Durante a apresentação do novo Lexus RZ 450e - o primeiro modelo 100% elétrico da marca japonesa - falámos com Spiros Fotinos, Diretor da Lexus Europa.
A conversa serviu para tentar “levantar o véu” sobre o próximo “porta estandarte” da Lexus, apontado como sucessor do mítico LFA, e também para perceber melhor o caminho que a marca quer seguir.
Numa fase em que a Lexus se prepara para aquilo que pode vir a ser a maior mudança da sua história, coloca-se a questão: ainda existe espaço para o luxo na era da eletrificação?
Eletrificação, a palavra de ordem
Tal como acontece no resto do sector, a eletrificação está no centro da estratégia da Lexus. “O nosso objetivo é ter em cada segmento um modelo exclusivamente elétrico ou pelo menos uma versão 100% elétrica”, afirmou Spiros Fotinos.
Na leitura do Diretor da Lexus Europa, a marca beneficia atualmente de uma posição particularmente favorável. Em larga medida, isso deve-se “à boa rede de distribuição e ao lançamento de novos modelos”, como o NX e, em breve, o RZ 450e.
O peso destes dois SUV é, aliás, determinante para a ambição de duplicar as vendas da Lexus na Europa até 2025. E Fotinos foi claro sobre essa meta: “Quando se duplicam vendas, todos os modelos têm de contribuir”.
Baterias de estado sólido. Para quando?
Sobre as baterias de estado sólido - uma das inovações mais aguardadas no mundo automóvel - o Diretor da Lexus Europa garantiu que os testes já arrancaram, mas evitou adiantar detalhes relativos a um calendário de produção.
Ao recordar o objetivo da Lexus de ser 100% elétrica - na Europa em 2030 e a nível global em 2035 - Fotinos não acredita que o plano passe por uma dependência total das baterias de estado sólido.

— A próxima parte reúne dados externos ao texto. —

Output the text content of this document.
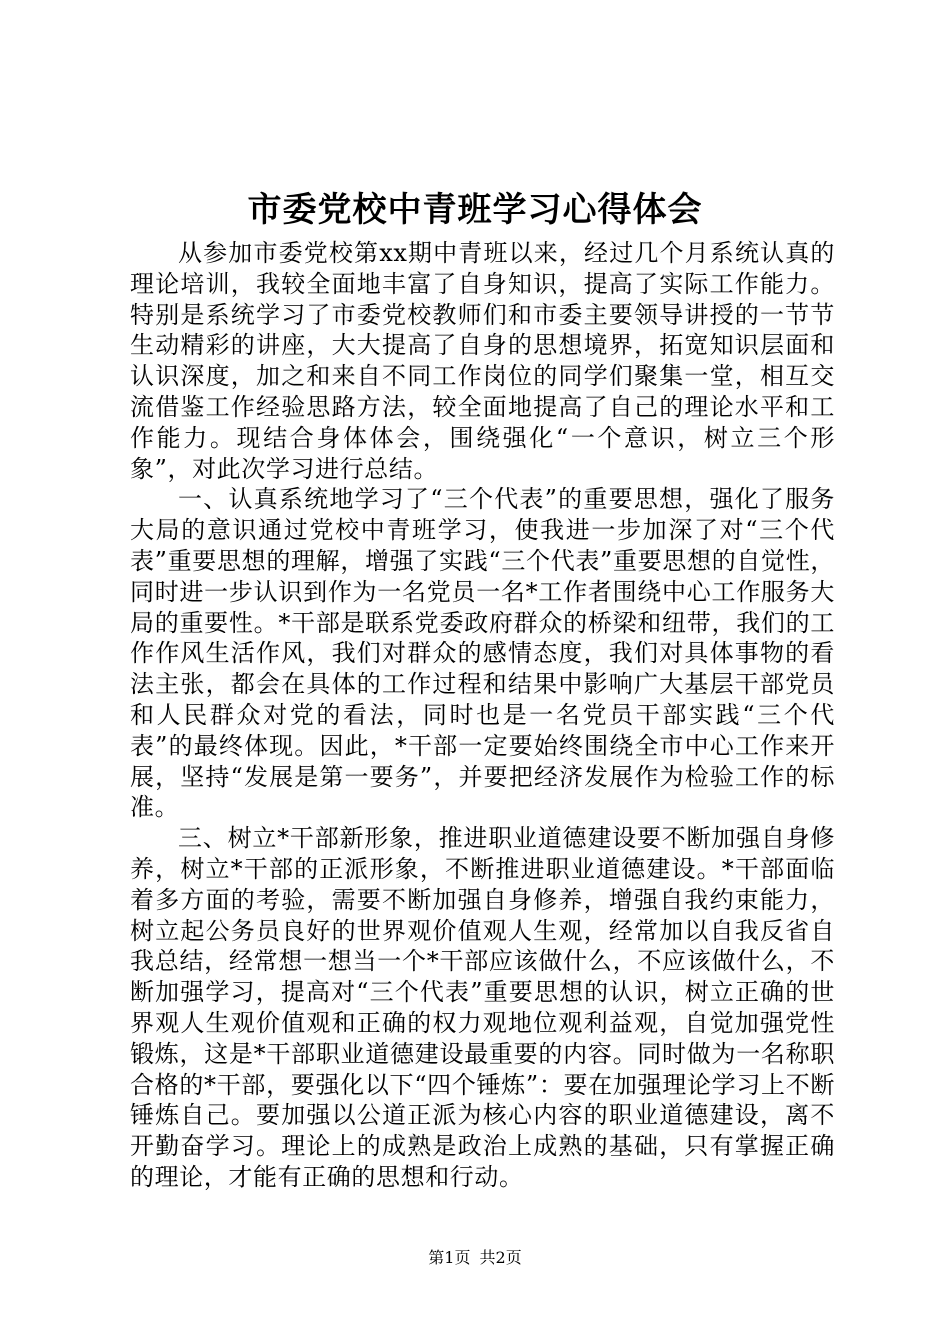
市委党校中青班学习心得体会

从参加市委党校第xx期中青班以来，经过几个月系统认真的理论培训，我较全面地丰富了自身知识，提高了实际工作能力。特别是系统学习了市委党校教师们和市委主要领导讲授的一节节生动精彩的讲座，大大提高了自身的思想境界，拓宽知识层面和认识深度，加之和来自不同工作岗位的同学们聚集一堂，相互交流借鉴工作经验思路方法，较全面地提高了自己的理论水平和工作能力。现结合身体体会，围绕强化“一个意识，树立三个形象”，对此次学习进行总结。

一、认真系统地学习了“三个代表”的重要思想，强化了服务大局的意识通过党校中青班学习，使我进一步加深了对“三个代表”重要思想的理解，增强了实践“三个代表”重要思想的自觉性，同时进一步认识到作为一名党员一名*工作者围绕中心工作服务大局的重要性。*干部是联系党委政府群众的桥梁和纽带，我们的工作作风生活作风，我们对群众的感情态度，我们对具体事物的看法主张，都会在具体的工作过程和结果中影响广大基层干部党员和人民群众对党的看法，同时也是一名党员干部实践“三个代表”的最终体现。因此，*干部一定要始终围绕全市中心工作来开展，坚持“发展是第一要务”，并要把经济发展作为检验工作的标准。

三、树立*干部新形象，推进职业道德建设要不断加强自身修养，树立*干部的正派形象，不断推进职业道德建设。*干部面临着多方面的考验，需要不断加强自身修养，增强自我约束能力，树立起公务员良好的世界观价值观人生观，经常加以自我反省自我总结，经常想一想当一个*干部应该做什么，不应该做什么，不断加强学习，提高对“三个代表”重要思想的认识，树立正确的世界观人生观价值观和正确的权力观地位观利益观，自觉加强党性锻炼，这是*干部职业道德建设最重要的内容。同时做为一名称职合格的*干部，要强化以下“四个锤炼”：要在加强理论学习上不断锤炼自己。要加强以公道正派为核心内容的职业道德建设，离不开勤奋学习。理论上的成熟是政治上成熟的基础，只有掌握正确的理论，才能有正确的思想和行动。

第1页 共2页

O ponto inegociável, para a marca, continua a ser a segurança, mesmo que isso signifique não “apressar” a chegada desta tecnologia ao mercado: “Queremos assegurar índices de referência no campo da segurança, fiabilidade e qualidade”, explicou Fotinos. “É crucial garantir que os clientes tiram real benefício destas tecnologias”.
Sem V10, mas talvez com quatro motores
Mudando de assunto - e entrando no território do LFA e do seu sucessor… “espiritual” - tudo indica que o desenvolvimento será igualmente demorado, com a revelação apontada para algures à volta de 2030.

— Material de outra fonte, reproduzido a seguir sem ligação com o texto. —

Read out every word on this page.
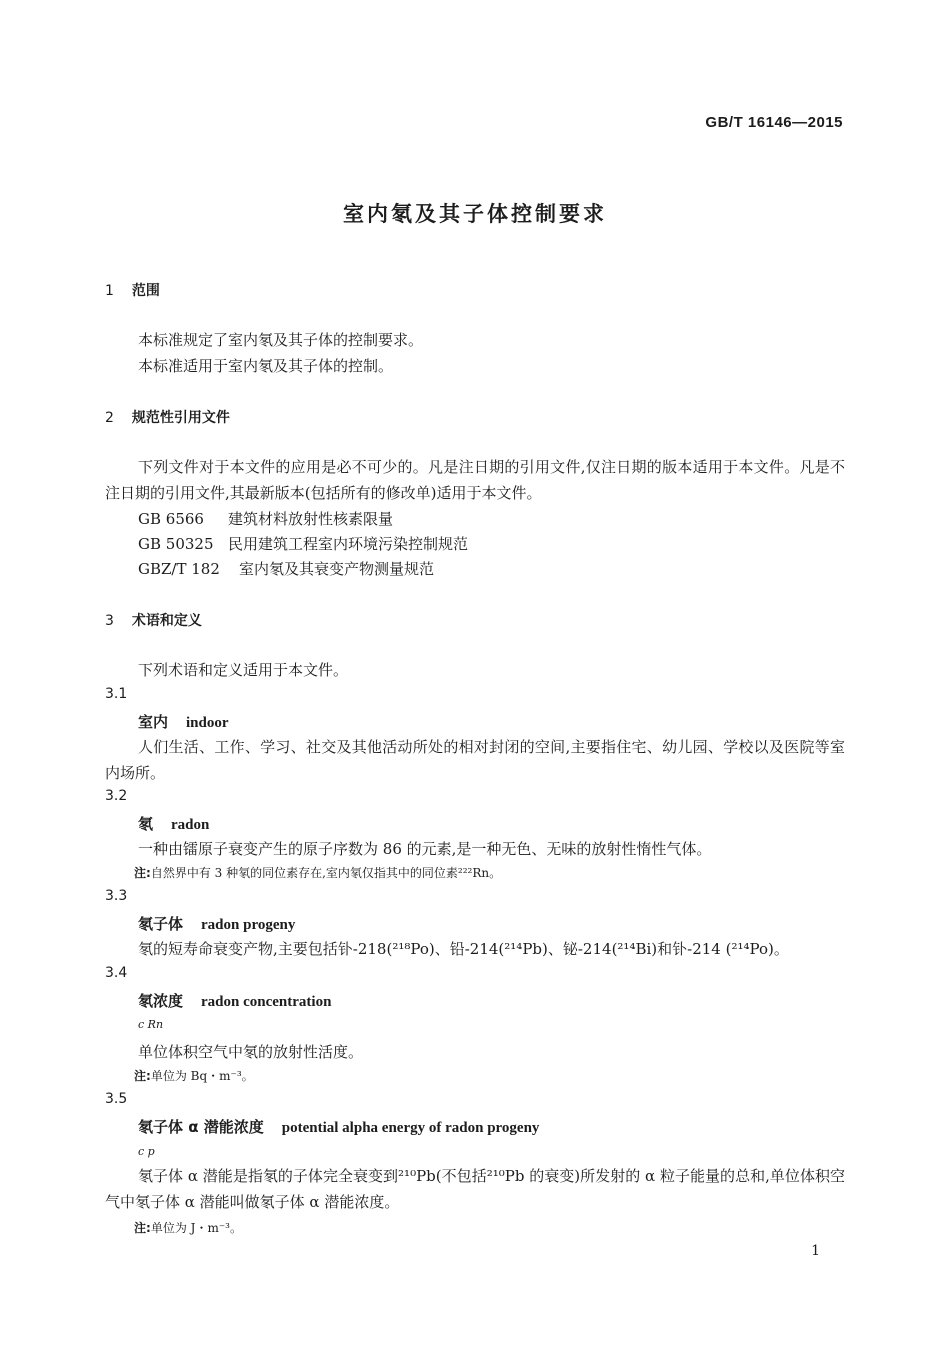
GB/T 16146—2015
室内氡及其子体控制要求
1 范围
本标准规定了室内氡及其子体的控制要求。
本标准适用于室内氡及其子体的控制。
2 规范性引用文件
下列文件对于本文件的应用是必不可少的。凡是注日期的引用文件,仅注日期的版本适用于本文件。凡是不注日期的引用文件,其最新版本(包括所有的修改单)适用于本文件。
GB 6566 建筑材料放射性核素限量
GB 50325 民用建筑工程室内环境污染控制规范
GBZ/T 182 室内氡及其衰变产物测量规范
3 术语和定义
下列术语和定义适用于本文件。
3.1
室内 indoor
人们生活、工作、学习、社交及其他活动所处的相对封闭的空间,主要指住宅、幼儿园、学校以及医院等室内场所。
3.2
氡 radon
一种由镭原子衰变产生的原子序数为 86 的元素,是一种无色、无味的放射性惰性气体。
注:自然界中有 3 种氡的同位素存在,室内氡仅指其中的同位素²²²Rn。
3.3
氡子体 radon progeny
氡的短寿命衰变产物,主要包括钋-218(²¹⁸Po)、铅-214(²¹⁴Pb)、铋-214(²¹⁴Bi)和钋-214 (²¹⁴Po)。
3.4
氡浓度 radon concentration
c Rn
单位体积空气中氡的放射性活度。
注:单位为 Bq・m⁻³。
3.5
氡子体 α 潜能浓度 potential alpha energy of radon progeny
c p
氡子体 α 潜能是指氡的子体完全衰变到²¹⁰Pb(不包括²¹⁰Pb 的衰变)所发射的 α 粒子能量的总和,单位体积空气中氡子体 α 潜能叫做氡子体 α 潜能浓度。
注:单位为 J・m⁻³。
1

Vale a pena lembrar que o próprio superdesportivo japonês levou anos a materializar-se, com quase uma década de trabalho antes de ser apresentado.
Quanto ao futuro modelo, Spiros Fotinos fez questão de sublinhar que a intenção não é criar “um novo LFA”. Afinal, será um automóvel totalmente elétrico e, por isso, assente numa lógica muito diferente da do original.
Ainda assim, o propósito segue a mesma filosofia do V10 na altura do seu lançamento: construir um modelo que funcione como vitrina daquilo que a Lexus consegue fazer ao mais alto nível.
Nesse contexto, é natural que venha a recorrer ao Direct4, o novo sistema de tração integral variável destinado aos eletrificados da Lexus.
Fotinos manteve reserva sobre a confirmação do sistema no futuro “porta estandarte”, mas deixou pistas sobre o que a tecnologia poderá vir a permitir.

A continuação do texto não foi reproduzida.